Watkins called in to CNN Thursday to defend Chansley on "Cuomo Prime Time" with host Chris Cuomo.

Watkins said his client was "answering the call of our president," and likened the relationship between Trump and his followers to the relationship between cult leader Jim Jones and members of the Peoples Temple. In 1978, after convincing members to move to a commune in Guyana, Jones orchestrated a mass suicide among his followers.

In a detention motion filed Thursday, prosecutors said Chansley was one of the first rioters in the building, disobeyed a Capitol police officer's order to leave and instead went to the Senate floor, where he sat in a seat vacated by Vice President Mike Pence just minutes before.

Chansley then wrote Pence a note saying, "it's only a matter of time, justice is coming," prosecutors said.

Chansley, who is unemployed and a regular user of psychedelic drugs, including mushrooms and peyote, also has mental health issues, they said.

"Chansley has spoken openly about his belief that he is an alien, a higher being, and he is here on Earth to ascend to another reality," the motion says.
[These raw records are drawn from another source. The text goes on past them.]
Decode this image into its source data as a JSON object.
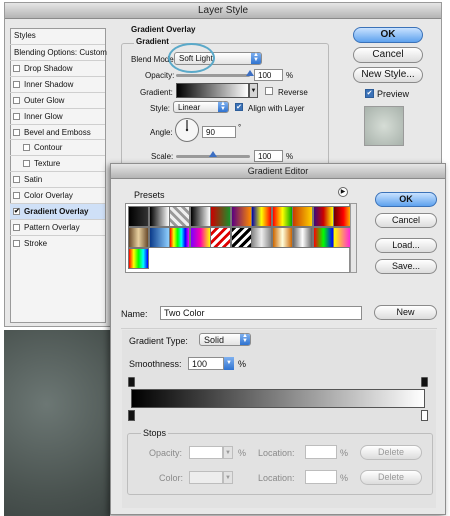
{
  "layer_style": {
    "title": "Layer Style",
    "styles_header": "Styles",
    "sidebar_items": [
      {
        "label": "Blending Options: Custom",
        "checkbox": false,
        "checked": false,
        "selected": false,
        "indent": false
      },
      {
        "label": "Drop Shadow",
        "checkbox": true,
        "checked": false,
        "selected": false,
        "indent": false
      },
      {
        "label": "Inner Shadow",
        "checkbox": true,
        "checked": false,
        "selected": false,
        "indent": false
      },
      {
        "label": "Outer Glow",
        "checkbox": true,
        "checked": false,
        "selected": false,
        "indent": false
      },
      {
        "label": "Inner Glow",
        "checkbox": true,
        "checked": false,
        "selected": false,
        "indent": false
      },
      {
        "label": "Bevel and Emboss",
        "checkbox": true,
        "checked": false,
        "selected": false,
        "indent": false
      },
      {
        "label": "Contour",
        "checkbox": true,
        "checked": false,
        "selected": false,
        "indent": true
      },
      {
        "label": "Texture",
        "checkbox": true,
        "checked": false,
        "selected": false,
        "indent": true
      },
      {
        "label": "Satin",
        "checkbox": true,
        "checked": false,
        "selected": false,
        "indent": false
      },
      {
        "label": "Color Overlay",
        "checkbox": true,
        "checked": false,
        "selected": false,
        "indent": false
      },
      {
        "label": "Gradient Overlay",
        "checkbox": true,
        "checked": true,
        "selected": true,
        "indent": false
      },
      {
        "label": "Pattern Overlay",
        "checkbox": true,
        "checked": false,
        "selected": false,
        "indent": false
      },
      {
        "label": "Stroke",
        "checkbox": true,
        "checked": false,
        "selected": false,
        "indent": false
      }
    ],
    "section_title": "Gradient Overlay",
    "group_title": "Gradient",
    "blend_mode_label": "Blend Mode:",
    "blend_mode_value": "Soft Light",
    "opacity_label": "Opacity:",
    "opacity_value": "100",
    "opacity_level": 1.0,
    "percent": "%",
    "gradient_label": "Gradient:",
    "reverse_label": "Reverse",
    "reverse_checked": false,
    "style_label": "Style:",
    "style_value": "Linear",
    "align_label": "Align with Layer",
    "align_checked": true,
    "angle_label": "Angle:",
    "angle_value": "90",
    "degree": "°",
    "scale_label": "Scale:",
    "scale_value": "100",
    "scale_level": 0.5,
    "ok_label": "OK",
    "cancel_label": "Cancel",
    "new_style_label": "New Style...",
    "preview_label": "Preview",
    "preview_checked": true
  },
  "gradient_editor": {
    "title": "Gradient Editor",
    "presets_label": "Presets",
    "ok_label": "OK",
    "cancel_label": "Cancel",
    "load_label": "Load...",
    "save_label": "Save...",
    "name_label": "Name:",
    "name_value": "Two Color",
    "new_label": "New",
    "gradient_type_label": "Gradient Type:",
    "gradient_type_value": "Solid",
    "smoothness_label": "Smoothness:",
    "smoothness_value": "100",
    "percent": "%",
    "stops_label": "Stops",
    "stop_opacity_label": "Opacity:",
    "stop_color_label": "Color:",
    "location_label": "Location:",
    "delete_label": "Delete",
    "colors": {
      "accent": "#3b72b8",
      "gradient_start": "#000000",
      "gradient_end": "#ffffff",
      "titlebar": "#c9c9c9",
      "dialog_bg": "#e8e8e8"
    }
  }
}
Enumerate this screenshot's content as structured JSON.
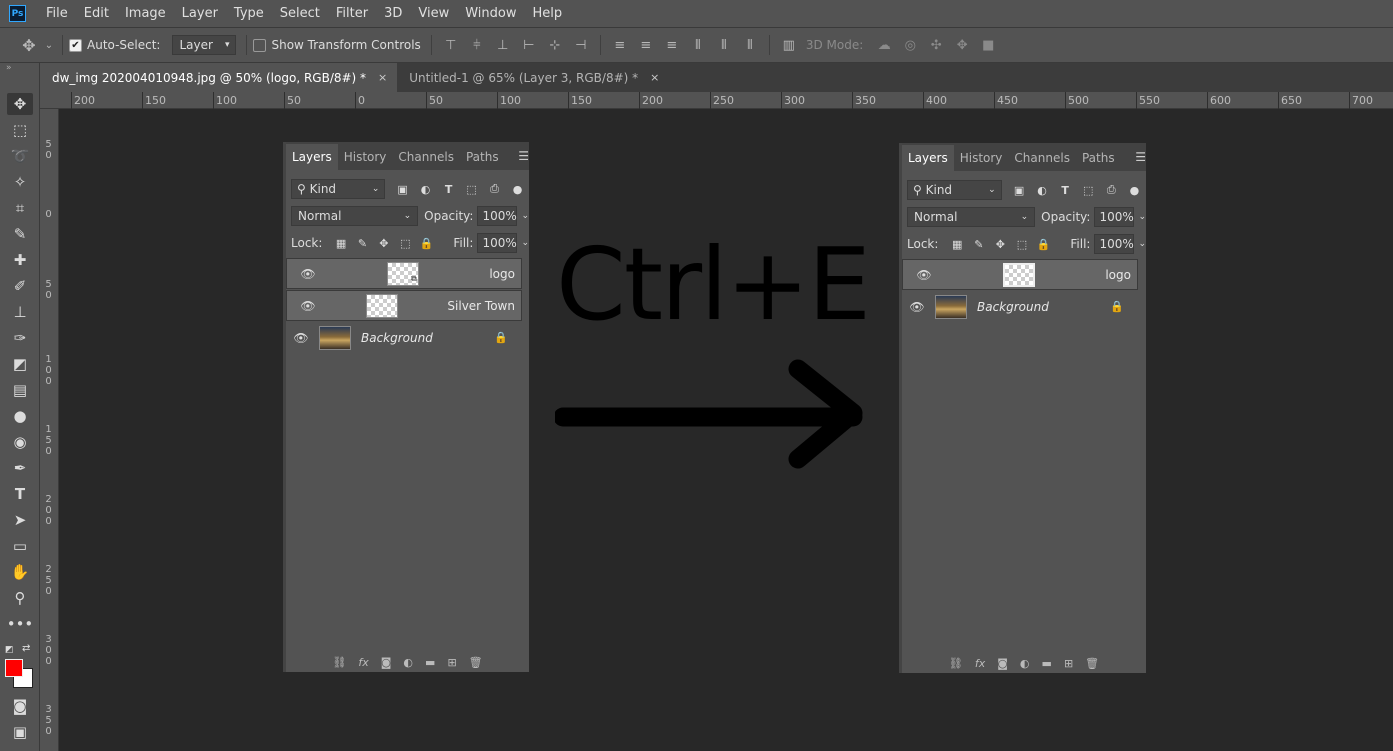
{
  "app": {
    "logo": "Ps"
  },
  "menu": [
    "File",
    "Edit",
    "Image",
    "Layer",
    "Type",
    "Select",
    "Filter",
    "3D",
    "View",
    "Window",
    "Help"
  ],
  "options": {
    "auto_select_label": "Auto-Select:",
    "auto_select_checked": true,
    "auto_select_value": "Layer",
    "show_transform_label": "Show Transform Controls",
    "show_transform_checked": false,
    "mode_3d_label": "3D Mode:"
  },
  "tabs": [
    {
      "title": "dw_img 202004010948.jpg @ 50% (logo, RGB/8#) *",
      "active": true,
      "close": "×"
    },
    {
      "title": "Untitled-1 @ 65% (Layer 3, RGB/8#) *",
      "active": false,
      "close": "×"
    }
  ],
  "ruler_top": [
    "200",
    "150",
    "100",
    "50",
    "0",
    "50",
    "100",
    "150",
    "200",
    "250",
    "300",
    "350",
    "400",
    "450",
    "500",
    "550",
    "600",
    "650",
    "700"
  ],
  "ruler_left": [
    "5\n0",
    "0",
    "5\n0",
    "1\n0\n0",
    "1\n5\n0",
    "2\n0\n0",
    "2\n5\n0",
    "3\n0\n0",
    "3\n5\n0"
  ],
  "colors": {
    "foreground": "#ff0000",
    "background": "#ffffff",
    "accent": "#31a8ff"
  },
  "canvas": {
    "shortcut_text": "Ctrl+E"
  },
  "panel_left": {
    "tabs": [
      "Layers",
      "History",
      "Channels",
      "Paths"
    ],
    "kind": "Kind",
    "blend_mode": "Normal",
    "opacity_label": "Opacity:",
    "opacity": "100%",
    "lock_label": "Lock:",
    "fill_label": "Fill:",
    "fill": "100%",
    "layers": [
      {
        "name": "logo",
        "selected": true,
        "thumb": "transparent-smart",
        "italic": false,
        "locked": false
      },
      {
        "name": "Silver Town",
        "selected": true,
        "thumb": "transparent",
        "italic": false,
        "locked": false
      },
      {
        "name": "Background",
        "selected": false,
        "thumb": "photo",
        "italic": true,
        "locked": true
      }
    ]
  },
  "panel_right": {
    "tabs": [
      "Layers",
      "History",
      "Channels",
      "Paths"
    ],
    "kind": "Kind",
    "blend_mode": "Normal",
    "opacity_label": "Opacity:",
    "opacity": "100%",
    "lock_label": "Lock:",
    "fill_label": "Fill:",
    "fill": "100%",
    "layers": [
      {
        "name": "logo",
        "selected": true,
        "thumb": "transparent-outlined",
        "italic": false,
        "locked": false
      },
      {
        "name": "Background",
        "selected": false,
        "thumb": "photo",
        "italic": true,
        "locked": true
      }
    ]
  }
}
Chansley has advocated hanging "traitors" in the U.S. government.

The attack on the Capitol led the House on Wednesday to impeach Trump for "incitement of insurrection."

Chansley, who recently tested positive for COVID-19, is being held in quarantine in a federal facility in Phoenix after surrendering, Watkins said.
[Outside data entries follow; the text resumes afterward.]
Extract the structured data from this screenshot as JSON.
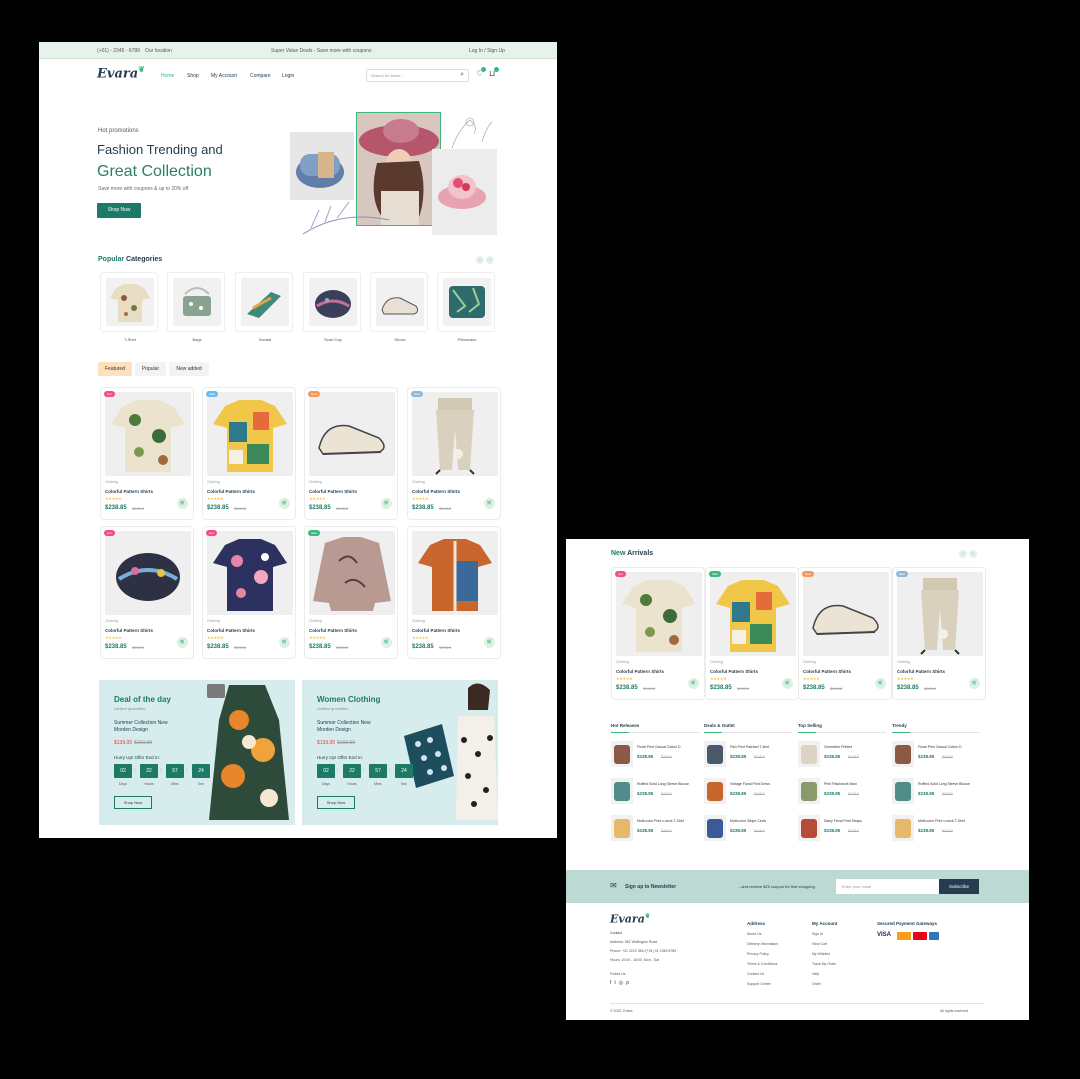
{
  "page1": {
    "topbar": {
      "phone": "(+01) - 2345 - 6789",
      "location": "Our location",
      "promo": "Super Value Deals - Save more with coupons",
      "login": "Log In / Sign Up"
    },
    "logo": "Evara",
    "nav": [
      "Home",
      "Shop",
      "My Account",
      "Compare",
      "Login"
    ],
    "search_placeholder": "Search for items...",
    "header_icons": [
      "search-icon",
      "heart-icon",
      "cart-icon"
    ],
    "hero": {
      "tag": "Hot promotions",
      "title1": "Fashion Trending and",
      "title2": "Great Collection",
      "subtitle": "Save more with coupons & up to 20% off",
      "button": "Shop Now"
    },
    "categories_title": {
      "accent": "Popular",
      "rest": "Categories"
    },
    "categories": [
      "T-Shirt",
      "Bags",
      "Sandal",
      "Scarf Cap",
      "Shoes",
      "Pillowcase"
    ],
    "tabs": [
      "Featured",
      "Popular",
      "New added"
    ],
    "products": [
      {
        "badge": "Hot",
        "badge_color": "#f74b81",
        "category": "Clothing",
        "name": "Colorful Pattern Shirts",
        "price": "$238.85",
        "old": "$245.8"
      },
      {
        "badge": "Sale",
        "badge_color": "#67bcee",
        "category": "Clothing",
        "name": "Colorful Pattern Shirts",
        "price": "$238.85",
        "old": "$245.8"
      },
      {
        "badge": "New",
        "badge_color": "#f59758",
        "category": "Clothing",
        "name": "Colorful Pattern Shirts",
        "price": "$238.85",
        "old": "$245.8"
      },
      {
        "badge": "Best",
        "badge_color": "#8fb8d8",
        "category": "Clothing",
        "name": "Colorful Pattern Shirts",
        "price": "$238.85",
        "old": "$245.8"
      },
      {
        "badge": "Hot",
        "badge_color": "#f74b81",
        "category": "Clothing",
        "name": "Colorful Pattern Shirts",
        "price": "$238.85",
        "old": "$245.8"
      },
      {
        "badge": "Hot",
        "badge_color": "#f74b81",
        "category": "Clothing",
        "name": "Colorful Pattern Shirts",
        "price": "$238.85",
        "old": "$245.8"
      },
      {
        "badge": "Sale",
        "badge_color": "#3bb77e",
        "category": "Clothing",
        "name": "Colorful Pattern Shirts",
        "price": "$238.85",
        "old": "$245.8"
      },
      {
        "badge": "",
        "badge_color": "",
        "category": "Clothing",
        "name": "Colorful Pattern Shirts",
        "price": "$238.85",
        "old": "$245.8"
      }
    ],
    "deals": [
      {
        "title": "Deal of the day",
        "sub": "Limited quantities.",
        "headline": "Summer Collection New Morden Design",
        "price": "$139.00",
        "old": "$160.99",
        "hurry": "Hurry Up! Offer End In:",
        "countdown": [
          "02",
          "22",
          "57",
          "24"
        ],
        "units": [
          "Days",
          "Hours",
          "Mins",
          "Sec"
        ],
        "button": "Shop Now"
      },
      {
        "title": "Women Clothing",
        "sub": "Limited quantities.",
        "headline": "Summer Collection New Morden Design",
        "price": "$139.00",
        "old": "$160.99",
        "hurry": "Hurry Up! Offer End In:",
        "countdown": [
          "02",
          "22",
          "57",
          "24"
        ],
        "units": [
          "Days",
          "Hours",
          "Mins",
          "Sec"
        ],
        "button": "Shop Now"
      }
    ]
  },
  "page2": {
    "new_arrivals_title": {
      "accent": "New",
      "rest": "Arrivals"
    },
    "arrivals": [
      {
        "badge": "Hot",
        "badge_color": "#f74b81",
        "category": "Clothing",
        "name": "Colorful Pattern Shirts",
        "price": "$238.85",
        "old": "$245.8"
      },
      {
        "badge": "Sale",
        "badge_color": "#3bb77e",
        "category": "Clothing",
        "name": "Colorful Pattern Shirts",
        "price": "$238.85",
        "old": "$245.8"
      },
      {
        "badge": "New",
        "badge_color": "#f59758",
        "category": "Clothing",
        "name": "Colorful Pattern Shirts",
        "price": "$238.85",
        "old": "$245.8"
      },
      {
        "badge": "Best",
        "badge_color": "#8fb8d8",
        "category": "Clothing",
        "name": "Colorful Pattern Shirts",
        "price": "$238.85",
        "old": "$245.8"
      }
    ],
    "columns": [
      {
        "title": "Hot Releases",
        "items": [
          {
            "name": "Floral Print Casual Cotton D",
            "price": "$238.85",
            "old": "$245.8"
          },
          {
            "name": "Ruffled Solid Long Sleeve Blouse",
            "price": "$238.85",
            "old": "$245.8"
          },
          {
            "name": "Multi-color Print v-neck T-Shirt",
            "price": "$238.85",
            "old": "$245.8"
          }
        ]
      },
      {
        "title": "Deals & Outlet",
        "items": [
          {
            "name": "Fish Print Patched T-shirt",
            "price": "$238.85",
            "old": "$245.8"
          },
          {
            "name": "Vintage Floral Print Dress",
            "price": "$238.85",
            "old": "$245.8"
          },
          {
            "name": "Multi-color Stripe Circle",
            "price": "$238.85",
            "old": "$245.8"
          }
        ]
      },
      {
        "title": "Top Selling",
        "items": [
          {
            "name": "Geometric Printed",
            "price": "$238.85",
            "old": "$245.8"
          },
          {
            "name": "Print Patchwork Maxi",
            "price": "$238.85",
            "old": "$245.8"
          },
          {
            "name": "Daisy Floral Print Straps",
            "price": "$238.85",
            "old": "$245.8"
          }
        ]
      },
      {
        "title": "Trendy",
        "items": [
          {
            "name": "Floral Print Casual Cotton D",
            "price": "$238.85",
            "old": "$245.8"
          },
          {
            "name": "Ruffled Solid Long Sleeve Blouse",
            "price": "$238.85",
            "old": "$245.8"
          },
          {
            "name": "Multi-color Print v-neck T-Shirt",
            "price": "$238.85",
            "old": "$245.8"
          }
        ]
      }
    ],
    "newsletter": {
      "label": "Sign up to Newsletter",
      "text": "...and receive $25 coupon for first shopping.",
      "placeholder": "Enter your email",
      "button": "Subscribe"
    },
    "footer": {
      "contact_heading": "Contact",
      "contact_lines": [
        "Address: 562 Wellington Road",
        "Phone: +01 2222 365 /(+91) 01 2345 6789",
        "Hours: 10:00 - 18:00, Mon - Sat"
      ],
      "follow": "Follow Us",
      "col1_title": "Address",
      "col1": [
        "About Us",
        "Delivery Information",
        "Privacy Policy",
        "Terms & Conditions",
        "Contact Us",
        "Support Center"
      ],
      "col2_title": "My Account",
      "col2": [
        "Sign In",
        "View Cart",
        "My Wishlist",
        "Track My Order",
        "Help",
        "Order"
      ],
      "pay_title": "Secured Payment Gateways",
      "payments": [
        "VISA",
        "MC",
        "MC",
        "AMEX"
      ],
      "copyright": "© 2022, Evara",
      "credit": "All rights reserved"
    }
  }
}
"Given the peaceful and compliant fashion in which Mr. Chansley comported himself, it would be appropriate and honorable for the president to pardon Mr. Chansley and other like-minded, peaceful individuals who accepted the president's invitation with honorable intentions," Watkins said.

Watkins is a veteran of controversial and high-profile cases and has occasionally been criticized for his public statements connected to them. He initially represented Mark and Patricia McCloskey, who waved guns at protesters outside their Central West End home in June.

His representation of the husband of the woman with whom former Gov. Eric Greitens had an affair led to the outing of the relationship, and eventually Greitens' downfall.

He once claimed babies had been stolen from St. Louis' historic Black Homer G. Phillips Hospital and sold, before separate investigations by the FBI and the Post-Dispatch refuted the claim.